Para o capitalista de risco de duas décadas de empresas extremamente bem-sucedidas, desde marcas de consumo como Fitbit, Ring e Peloton até aos fabricantes de software empresarial HashiCorp e Duo Security, esta é mais do que uma teoria confortável. Esta é uma tese em que a True Ventures aposta ativamente.

True não chegou tão longe apenas seguindo a multidão. A empresa da Bay Area operava em grande parte em segredo, apesar de gerir cerca de 6 mil milhões de dólares em 12 fundos iniciais principais e quatro fundos de oportunidade “selecionados”, que utilizou para injetar mais capital em empresas de carteira que estavam a ganhar impulso. Enquanto outros VCs se tornaram mais promocionais, construindo marcas pessoais nas redes sociais e podcasts para atrair fundadores e impulsionar o fluxo de negócios, True foi na direção oposta, construindo silenciosamente uma rede estreita de fundadores recorrentes. Esta estratégia parece estar funcionando. A empresa possui 63 saídas lucrativas e sete IPOs em um portfólio de cerca de 300 empresas construídas ao longo de seus 20 anos de história, segundo Callaghan.

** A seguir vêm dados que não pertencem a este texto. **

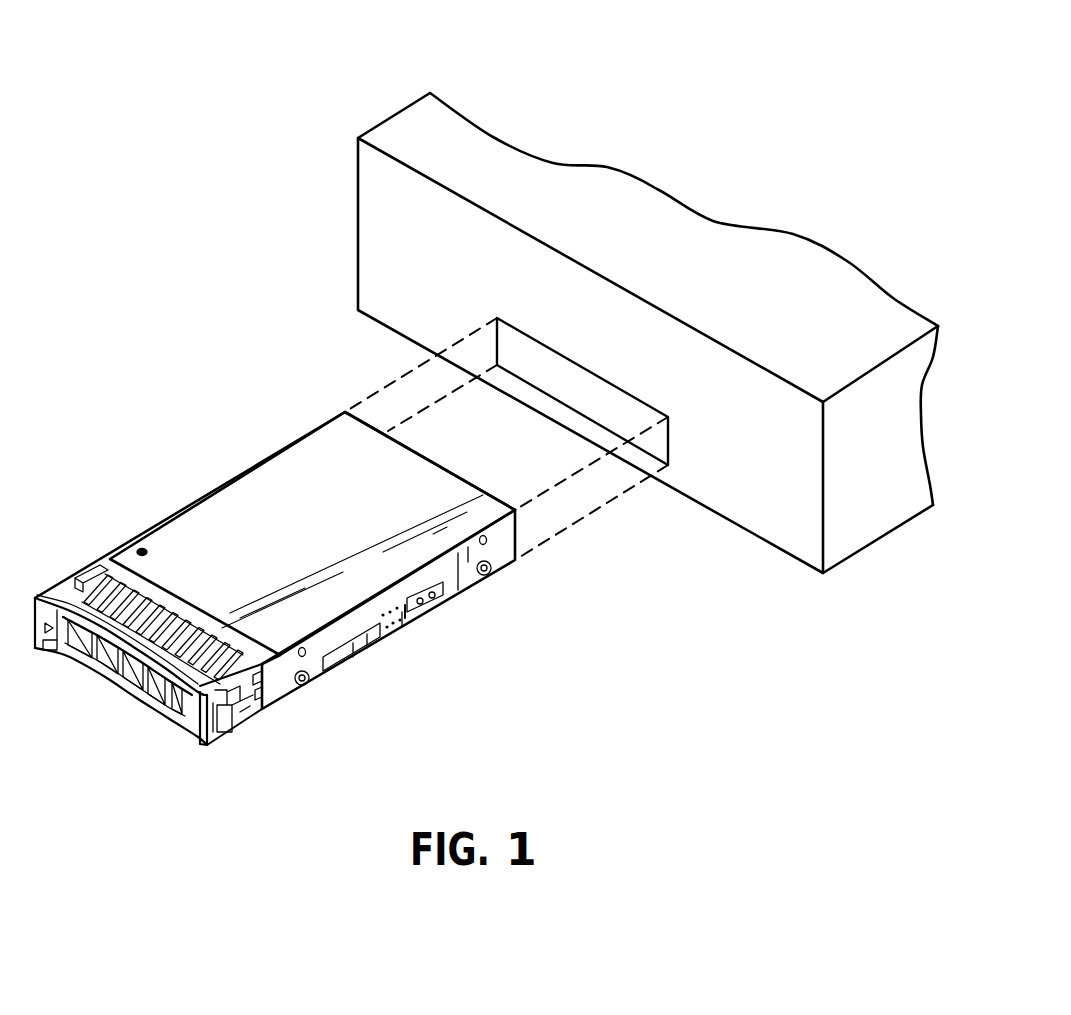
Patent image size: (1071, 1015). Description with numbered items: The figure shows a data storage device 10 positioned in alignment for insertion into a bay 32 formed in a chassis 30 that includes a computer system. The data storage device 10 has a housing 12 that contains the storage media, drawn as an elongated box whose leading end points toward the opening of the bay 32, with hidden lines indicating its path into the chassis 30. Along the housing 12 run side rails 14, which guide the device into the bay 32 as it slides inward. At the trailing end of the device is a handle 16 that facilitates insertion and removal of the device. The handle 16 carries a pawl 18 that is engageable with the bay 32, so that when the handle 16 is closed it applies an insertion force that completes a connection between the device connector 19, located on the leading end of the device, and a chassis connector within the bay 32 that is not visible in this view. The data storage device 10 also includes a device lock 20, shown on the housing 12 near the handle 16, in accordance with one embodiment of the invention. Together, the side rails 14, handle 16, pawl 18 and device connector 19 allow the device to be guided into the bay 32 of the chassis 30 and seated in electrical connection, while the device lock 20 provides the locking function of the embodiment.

The data storage device 10 is at (175, 403).
The housing 12 is at (284, 558).
The side rails 14 is at (237, 477).
The handle 16 is at (150, 693).
The pawl 18 is at (223, 722).
The device connector 19 is at (443, 467).
The device lock 20 is at (136, 548).
The chassis 30 is at (395, 112).
The bay 32 is at (597, 372).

Callaghan disse que três das quatro saídas recentes de True no quarto trimestre de 2025 envolveram fundadores recorrentes retornando à empresa após sucessos anteriores. Ainda assim, o que realmente se destaca no mar de entusiasmo e escala da IA ​​são os pensamentos de Callaghan sobre o futuro da interação humano-computador.

“Não usaremos o iPhone em 10 anos”, disse Callaghan enfaticamente. “Não acho que os usaremos em cinco anos. Vamos usá-los de uma maneira muito diferente, digamos, de uma maneira diferente e um pouco mais segura.”

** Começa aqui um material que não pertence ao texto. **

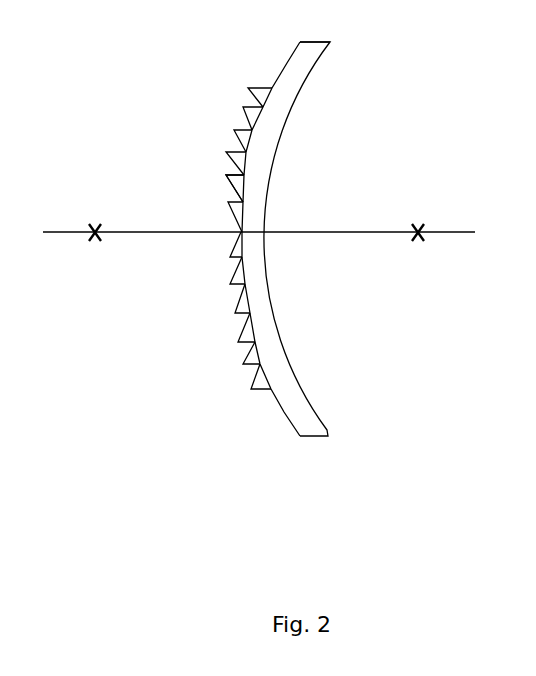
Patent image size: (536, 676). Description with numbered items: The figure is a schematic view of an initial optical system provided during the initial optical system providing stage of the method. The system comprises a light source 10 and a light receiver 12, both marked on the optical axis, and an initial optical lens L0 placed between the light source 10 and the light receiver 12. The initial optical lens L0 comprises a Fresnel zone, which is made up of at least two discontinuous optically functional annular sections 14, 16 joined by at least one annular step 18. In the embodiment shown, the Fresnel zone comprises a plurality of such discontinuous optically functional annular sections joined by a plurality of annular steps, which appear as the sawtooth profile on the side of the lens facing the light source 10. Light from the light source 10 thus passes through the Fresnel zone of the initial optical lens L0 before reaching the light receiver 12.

The light source 10 is at (93, 243).
The light receiver 12 is at (422, 243).
The discontinuous optically functional annular section 14 is at (240, 201).
The discontinuous optically functional annular section 16 is at (243, 176).
The annular step 18 is at (237, 176).
The initial optical lens L0 is at (312, 430).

Seu argumento é simples. Nossos telefones não servem como interface entre humanos e inteligência. “A maneira como você o utiliza agora para enviar uma mensagem de texto ou enviar uma mensagem ou escrever um e-mail para verificar é (é) muito ineficiente (e) não é uma ótima interface”, explica ele. “(Eles são) propensos a erros e a perturbar a vida diária.”

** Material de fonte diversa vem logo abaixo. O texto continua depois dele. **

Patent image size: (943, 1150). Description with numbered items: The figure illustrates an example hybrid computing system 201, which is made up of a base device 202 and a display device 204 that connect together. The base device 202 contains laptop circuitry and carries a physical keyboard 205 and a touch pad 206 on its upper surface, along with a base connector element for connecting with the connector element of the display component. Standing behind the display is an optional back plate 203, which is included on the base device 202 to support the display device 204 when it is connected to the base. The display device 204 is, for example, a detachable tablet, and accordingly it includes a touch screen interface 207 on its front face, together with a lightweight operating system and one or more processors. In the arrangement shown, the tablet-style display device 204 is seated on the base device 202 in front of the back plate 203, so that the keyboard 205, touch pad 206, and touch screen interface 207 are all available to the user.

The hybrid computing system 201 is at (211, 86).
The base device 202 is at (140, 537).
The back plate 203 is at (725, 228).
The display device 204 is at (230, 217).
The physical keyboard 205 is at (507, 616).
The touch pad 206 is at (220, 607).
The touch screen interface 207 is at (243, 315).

True passou anos explorando interfaces alternativas: baseadas em software, baseadas em hardware e tudo mais. É o mesmo instinto que levou True a fazer um investimento inicial no Fitbit antes que os wearables se tornassem óbvios, a investir no Peloton depois que centenas de outros VCs disseram não, a apoiar o Ring quando seu fundador Jamie Siminoff estava com pouco financiamento e até mesmo a apoiar um juiz em “Shark Tank”. expulsou ele. A aposta de Callaghan parecia questionável a cada passo. Cada vez, a aposta é numa nova forma de os humanos interagirem com a tecnologia que parece mais natural do que nunca.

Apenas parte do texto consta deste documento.